Richard Ginika Izuora
San Leon Energy has released details of a new set of agreements with Midwestern Oil & Gas to see the company’s interests in the OML 18 asset consolidated and simplified.
A set of agreements will result in San Leon’s economic interest in the asset increasing fourfold to 44.1 per cent and at the same time it will own 50 per cent of ELI, which is advancing the ACOES pipeline project that will connect OML 18 to an export route.
OML 18 has, meanwhile, been reassessed through a new competent person’s report (CPR) which details some 323 million barrels of proved and probable (2P) reserves, net attributable to San Leon’s stake, which the company said would be valued at around US$1.1bn.
It has also entered into a US$50 million loan facility with MM Capital and San Leon has granted further waivers to Midwestern against payments owed to San Leon.
San Leon further proposes to restructure its capital, including an issue of preference shares to shareholders giving them preferential rights to the first US$40mln of future dividends.
“We are delighted to have entered into these agreements to effect the proposed transactions,” said San Leon chief executive Oisin Fanning.
“We believe that this series of transactions, when completed, will be truly transformational for the company and will deliver value to our shareholders.
“The transactions will not only increase our initial indirect economic interest in OML 18, a world class asset with unrealised potential, but also our interest in ELI and the new ACOES pipeline which we have long considered to be critical to the future success of OML 18 through the expected reduction of pipeline losses and increase in the uptime for export that it is expected to provide.”
Fanning added: “Going forward these transactions will pave the way for the company to deliver its strategy of becoming a significant participant in the Nigerian oil and gas market, positioning San Leon to take advantage of further transactional opportunities to enhance and grow our business.”
In a separate statement, the company’s financial results for the 12 months ended 31 December 2021 confirmed that at the end of the period, San Leon had US$7.6mln of cash and equivalents.
It noted that US$2.2mln of payments, principal and interest were received during the period under the loan agreement with Midwestern and it stated that now some US$105.6mln was owed by Midwestern and is subject to the waiver agreements, whilst transactions to increase San Leon’s interests in OML 18 is completed.

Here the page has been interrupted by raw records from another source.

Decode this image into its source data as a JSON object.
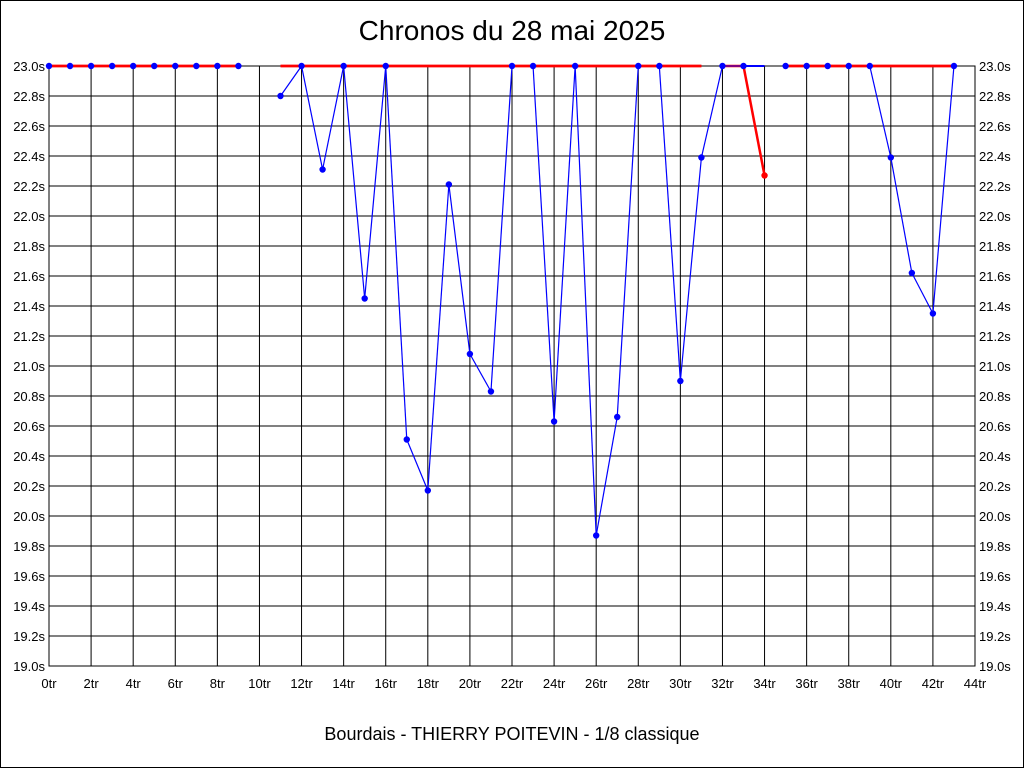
{
  "chart_data": {
    "type": "line",
    "title": "Chronos du 28 mai 2025",
    "subtitle": "Bourdais - THIERRY POITEVIN - 1/8 classique",
    "ylim": [
      19.0,
      23.0
    ],
    "xlim": [
      0,
      44
    ],
    "y_ticks": [
      "23.0s",
      "22.8s",
      "22.6s",
      "22.4s",
      "22.2s",
      "22.0s",
      "21.8s",
      "21.6s",
      "21.4s",
      "21.2s",
      "21.0s",
      "20.8s",
      "20.6s",
      "20.4s",
      "20.2s",
      "20.0s",
      "19.8s",
      "19.6s",
      "19.4s",
      "19.2s",
      "19.0s"
    ],
    "x_ticks": [
      "0tr",
      "2tr",
      "4tr",
      "6tr",
      "8tr",
      "10tr",
      "12tr",
      "14tr",
      "16tr",
      "18tr",
      "20tr",
      "22tr",
      "24tr",
      "26tr",
      "28tr",
      "30tr",
      "32tr",
      "34tr",
      "36tr",
      "38tr",
      "40tr",
      "42tr",
      "44tr"
    ],
    "grid": true,
    "series": [
      {
        "color": "#0000ff",
        "points": [
          [
            0,
            23.0
          ],
          [
            1,
            23.0
          ],
          [
            2,
            23.0
          ],
          [
            3,
            23.0
          ],
          [
            4,
            23.0
          ],
          [
            5,
            23.0
          ],
          [
            6,
            23.0
          ],
          [
            7,
            23.0
          ],
          [
            8,
            23.0
          ],
          [
            9,
            23.0
          ],
          [
            11,
            22.8
          ],
          [
            12,
            23.0
          ],
          [
            13,
            22.31
          ],
          [
            14,
            23.0
          ],
          [
            15,
            21.45
          ],
          [
            16,
            23.0
          ],
          [
            17,
            20.51
          ],
          [
            18,
            20.17
          ],
          [
            19,
            22.21
          ],
          [
            20,
            21.08
          ],
          [
            21,
            20.83
          ],
          [
            22,
            23.0
          ],
          [
            23,
            23.0
          ],
          [
            24,
            20.63
          ],
          [
            25,
            23.0
          ],
          [
            26,
            19.87
          ],
          [
            27,
            20.66
          ],
          [
            28,
            23.0
          ],
          [
            29,
            23.0
          ],
          [
            30,
            20.9
          ],
          [
            31,
            22.39
          ],
          [
            32,
            23.0
          ],
          [
            33,
            23.0
          ],
          [
            35,
            23.0
          ],
          [
            36,
            23.0
          ],
          [
            37,
            23.0
          ],
          [
            38,
            23.0
          ],
          [
            39,
            23.0
          ],
          [
            40,
            22.39
          ],
          [
            41,
            21.62
          ],
          [
            42,
            21.35
          ],
          [
            43,
            23.0
          ]
        ]
      }
    ],
    "red_segments": [
      [
        [
          0,
          23.0
        ],
        [
          9,
          23.0
        ]
      ],
      [
        [
          11,
          23.0
        ],
        [
          31,
          23.0
        ]
      ],
      [
        [
          32,
          23.0
        ],
        [
          33,
          23.0
        ]
      ],
      [
        [
          33,
          23.0
        ],
        [
          34,
          22.27
        ]
      ],
      [
        [
          35,
          23.0
        ],
        [
          43,
          23.0
        ]
      ]
    ],
    "red_points": [
      [
        34,
        22.27
      ]
    ],
    "red_color": "#ff0000"
  }
}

Operationally, San Leon noted that some 4,400 barrels of oil per day was delivered to the Bonny terminal in 2021, with volumes affected by losses and downtime plus the impact of OPEC quotas.
Production downtime was stated at 9% and was said to be caused by third-party terminal and gathering system issues.
Historic issues with third-party export systems are expected to be substantially resolved by the implementation of the new ACOES route. Meanwhile, an oil barging operation is expected to begin later this month to move crude.
In its outlook statement, San Leon said that fuller barging operations from OML 18 to the FSO will commence soon and the proposed transactions are expected to complete later this year.
Further anticipated potential catalysts in 2022 include the commissioning of the ACOES pipeline, the restart of field operations at OML 18 and oil exports from the Oza field.
Recapping the year, Fanning added: “The last year has been the most significant year in the company’s development.
“We embarked upon and announced today a transaction which we believe will create a significant West African oil and gas entity which is ideally placed to take advantage of the opportunities available to it and to deliver considerable future value to all our shareholders.”